The decline in carpooling over the past few decades suggests that the sales pitch, even if enabled by powerful technology capabilities, may not be easy. The transportation community needs to develop a richer understanding of customer and potential customer barriers to carpooling or ridesharing scenarios. A greater understanding of the change in carpooling behavior is a prerequisite to understanding the potential of existing travel demand management strategies and emerging technologies, public policies, and business models to meaningfully influence travel behavior and enable growth in ridesharing. Current carpooling appears to have devolved into two or perhaps three major groupings:

  • A residual group of long distance travelers (e.g., workers in a car plant in Kentucky) sharing driving chores and costs.
  • Household pools consisting of household members who share the same general time and direction of travel.
  • Those assembling into pools to qualify for faster trips in HOV or HOT lanes or take advantage of employer or other promotional program incentives.

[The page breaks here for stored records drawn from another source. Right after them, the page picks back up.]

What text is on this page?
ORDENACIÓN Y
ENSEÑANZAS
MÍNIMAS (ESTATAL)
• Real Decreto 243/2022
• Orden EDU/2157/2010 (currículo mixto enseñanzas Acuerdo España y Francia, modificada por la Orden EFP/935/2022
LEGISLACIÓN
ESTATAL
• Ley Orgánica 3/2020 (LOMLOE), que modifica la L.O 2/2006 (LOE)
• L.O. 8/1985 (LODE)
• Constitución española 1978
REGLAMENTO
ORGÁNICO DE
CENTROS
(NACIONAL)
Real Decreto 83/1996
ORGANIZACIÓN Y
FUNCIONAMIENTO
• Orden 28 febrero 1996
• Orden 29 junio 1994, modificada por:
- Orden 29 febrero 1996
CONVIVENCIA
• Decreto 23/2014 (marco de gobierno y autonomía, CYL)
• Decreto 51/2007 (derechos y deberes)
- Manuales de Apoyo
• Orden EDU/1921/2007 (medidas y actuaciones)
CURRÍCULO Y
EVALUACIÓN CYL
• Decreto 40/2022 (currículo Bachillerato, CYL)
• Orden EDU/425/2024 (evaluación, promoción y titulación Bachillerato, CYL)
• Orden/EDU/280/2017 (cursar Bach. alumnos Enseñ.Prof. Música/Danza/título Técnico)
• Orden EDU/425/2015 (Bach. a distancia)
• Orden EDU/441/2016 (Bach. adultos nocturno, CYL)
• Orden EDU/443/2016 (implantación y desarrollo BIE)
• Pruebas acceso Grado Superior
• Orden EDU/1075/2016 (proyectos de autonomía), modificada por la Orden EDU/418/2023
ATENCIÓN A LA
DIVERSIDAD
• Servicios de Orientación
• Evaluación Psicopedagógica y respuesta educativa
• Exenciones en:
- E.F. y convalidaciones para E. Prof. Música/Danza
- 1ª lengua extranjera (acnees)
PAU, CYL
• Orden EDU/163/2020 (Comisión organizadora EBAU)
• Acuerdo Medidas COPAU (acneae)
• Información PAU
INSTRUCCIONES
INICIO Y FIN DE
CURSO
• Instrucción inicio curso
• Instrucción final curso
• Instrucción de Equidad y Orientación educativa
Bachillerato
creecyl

Understanding their behavior may be very different than in prior periods with more robust carpooling levels. Additional research into the causes of the decline in carpooling and the prospects for customer acceptance of shared ride travel under various conditions would serve a critical need. Private entities are investing heavily in app-based carpooling as a viable business model that can help solve transportation problems [1]. The verdict is out regarding the extent to which transportation network companies can help reverse the declining trend in carpooling for commuting or influence overall vehicle occupancy levels for travel for other trip purposes.

If we can’t make carpooling and ridesharing work better and we want transportation to be more resource efficient, we better get to work on scaling the vehicle size to match the passenger load and then see if customers are more accepting of less space than shared space.  

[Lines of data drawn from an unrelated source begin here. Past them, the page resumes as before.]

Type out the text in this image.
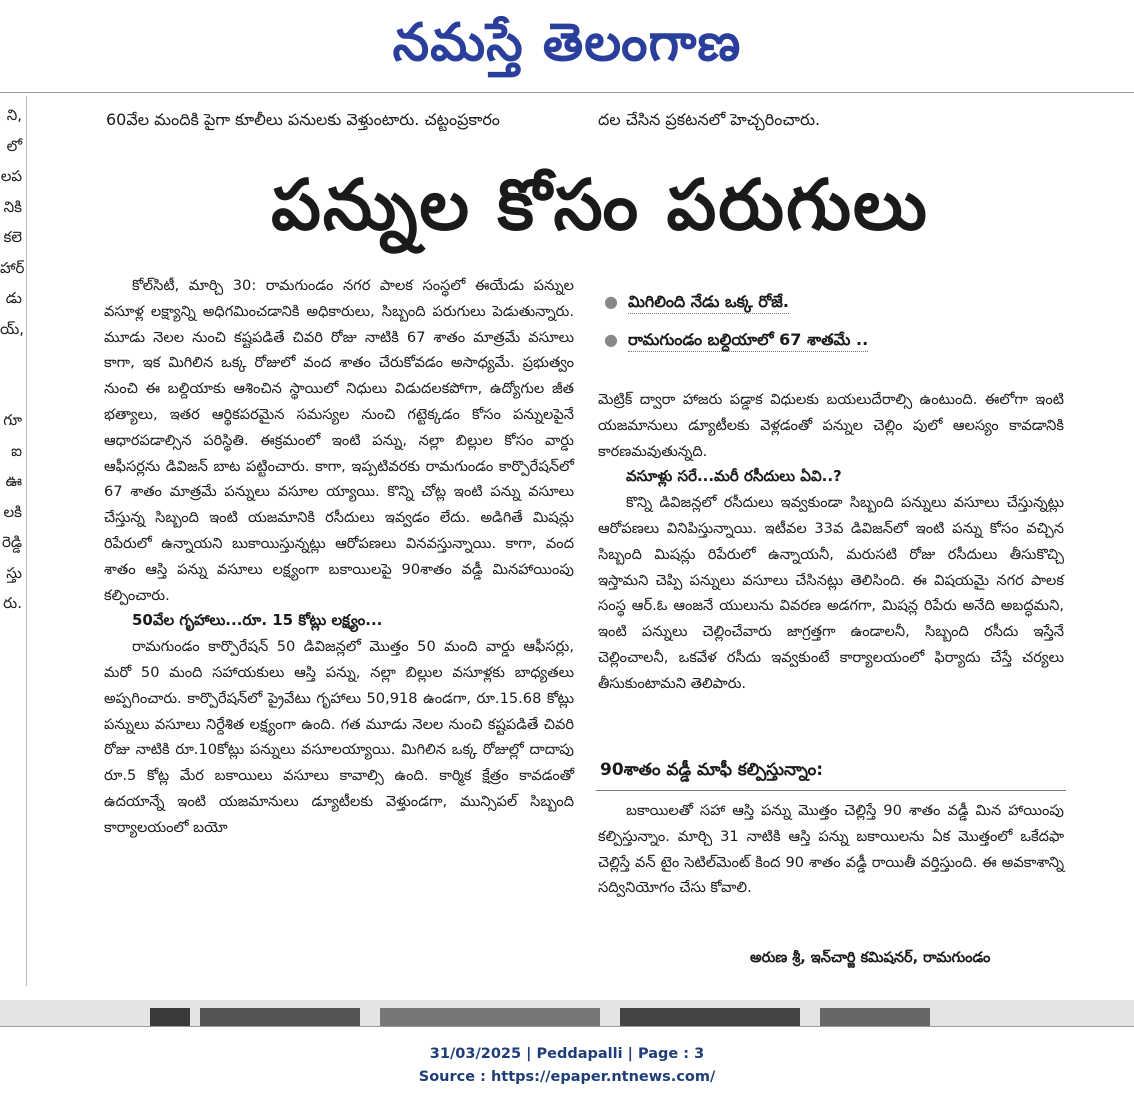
నమస్తే తెలంగాణ
ని,
లో
లప
నికి
కలె
హార్
డు
య్,

గూ
ఐ
ఊ
లకి
రెడ్డి
స్తు
రు.
60వేల మందికి పైగా కూలీలు పనులకు వెళ్తుంటారు. చట్టంప్రకారం	దల చేసిన ప్రకటనలో హెచ్చరించారు.
పన్నుల కోసం పరుగులు

కోల్‌సిటీ, మార్చి 30: రామగుండం నగర పాలక సంస్థలో ఈయేడు పన్నుల వసూళ్ల లక్ష్యాన్ని అధిగమించడానికి అధికారులు, సిబ్బంది పరుగులు పెడుతున్నారు. మూడు నెలల నుంచి కష్టపడితే చివరి రోజు నాటికి 67 శాతం మాత్రమే వసూలు కాగా, ఇక మిగిలిన ఒక్క రోజులో వంద శాతం చేరుకోవడం అసాధ్యమే. ప్రభుత్వం నుంచి ఈ బల్దియాకు ఆశించిన స్థాయిలో నిధులు విడుదలకపోగా, ఉద్యోగుల జీత భత్యాలు, ఇతర ఆర్థికపరమైన సమస్యల నుంచి గట్టెక్కడం కోసం పన్నులపైనే ఆధారపడాల్సిన పరిస్థితి. ఈక్రమంలో ఇంటి పన్ను, నల్లా బిల్లుల కోసం వార్డు ఆఫీసర్లను డివిజన్ బాట పట్టించారు. కాగా, ఇప్పటివరకు రామగుండం కార్పొరేషన్‌లో 67 శాతం మాత్రమే పన్నులు వసూల య్యాయి. కొన్ని చోట్ల ఇంటి పన్ను వసూలు చేస్తున్న సిబ్బంది ఇంటి యజమానికి రసీదులు ఇవ్వడం లేదు. అడిగితే మిషన్లు రిపేరులో ఉన్నాయని బుకాయిస్తున్నట్లు ఆరోపణలు వినవస్తున్నాయి. కాగా, వంద శాతం ఆస్తి పన్ను వసూలు లక్ష్యంగా బకాయిలపై 90శాతం వడ్డీ మినహాయింపు కల్పించారు.

50వేల గృహాలు...రూ. 15 కోట్లు లక్ష్యం...

రామగుండం కార్పొరేషన్ 50 డివిజన్లలో మొత్తం 50 మంది వార్డు ఆఫీసర్లు, మరో 50 మంది సహాయకులు ఆస్తి పన్ను, నల్లా బిల్లుల వసూళ్లకు బాధ్యతలు అప్పగించారు. కార్పొరేషన్‌లో ప్రైవేటు గృహాలు 50,918 ఉండగా, రూ.15.68 కోట్లు పన్నులు వసూలు నిర్దేశిత లక్ష్యంగా ఉంది. గత మూడు నెలల నుంచి కష్టపడితే చివరి రోజు నాటికి రూ.10కోట్లు పన్నులు వసూలయ్యాయి. మిగిలిన ఒక్క రోజుల్లో దాదాపు రూ.5 కోట్ల మేర బకాయిలు వసూలు కావాల్సి ఉంది. కార్మిక క్షేత్రం కావడంతో ఉదయాన్నే ఇంటి యజమానులు డ్యూటీలకు వెళ్తుండగా, మున్సిపల్ సిబ్బంది కార్యాలయంలో బయో

● మిగిలింది నేడు ఒక్క రోజే.
● రామగుండం బల్దియాలో 67 శాతమే ..

మెట్రిక్ ద్వారా హాజరు పడ్డాక విధులకు బయలుదేరాల్సి ఉంటుంది. ఈలోగా ఇంటి యజమానులు డ్యూటీలకు వెళ్లడంతో పన్నుల చెల్లిం పులో ఆలస్యం కావడానికి కారణమవుతున్నది.

వసూళ్లు సరే...మరీ రసీదులు ఏవి..?

కొన్ని డివిజన్లలో రసీదులు ఇవ్వకుండా సిబ్బంది పన్నులు వసూలు చేస్తున్నట్లు ఆరోపణలు వినిపిస్తున్నాయి. ఇటీవల 33వ డివిజన్‌లో ఇంటి పన్ను కోసం వచ్చిన సిబ్బంది మిషన్లు రిపేరులో ఉన్నాయనీ, మరుసటి రోజు రసీదులు తీసుకొచ్చి ఇస్తామని చెప్పి పన్నులు వసూలు చేసినట్లు తెలిసింది. ఈ విషయమై నగర పాలక సంస్థ ఆర్.ఓ ఆంజనే యులును వివరణ అడగగా, మిషన్ల రిపేరు అనేది అబద్ధమని, ఇంటి పన్నులు చెల్లించేవారు జాగ్రత్తగా ఉండాలనీ, సిబ్బంది రసీదు ఇస్తేనే చెల్లించాలనీ, ఒకవేళ రసీదు ఇవ్వకుంటే కార్యాలయంలో ఫిర్యాదు చేస్తే చర్యలు తీసుకుంటామని తెలిపారు.

90శాతం వడ్డీ మాఫీ కల్పిస్తున్నాం:

బకాయిలతో సహా ఆస్తి పన్ను మొత్తం చెల్లిస్తే 90 శాతం వడ్డీ మిన హాయింపు కల్పిస్తున్నాం. మార్చి 31 నాటికి ఆస్తి పన్ను బకాయిలను ఏక మొత్తంలో ఒకేదఫా చెల్లిస్తే వన్ టైం సెటిల్‌మెంట్ కింద 90 శాతం వడ్డీ రాయితీ వర్తిస్తుంది. ఈ అవకాశాన్ని సద్వినియోగం చేసు కోవాలి.

అరుణ శ్రీ, ఇన్‌చార్జి కమిషనర్, రామగుండం
31/03/2025 | Peddapalli | Page : 3
Source : https://epaper.ntnews.com/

The opinions are those of the author—or maybe not—but are intended to provoke reflection and definitely do not reflect the policy positions of any associated entities or clients. COntact the author at Polzin@cutr.usf.edu. Thanks to Dr. Xuehao Chu, Philip Winters, and Alan Pisarski for sharing ideas on carpooling issues and trends. For more on carpooling and commuting see Commuting in America 2013, by AASHTO. 



[1] Various sources use different terminology for the use of smart device apps to secure transportation services. While the companies are commonly referred to as transportation network companies (TNC’s), term such as ridesourcing, e-ride hailing or e-pooling can describe the act of using these services to secure transportation.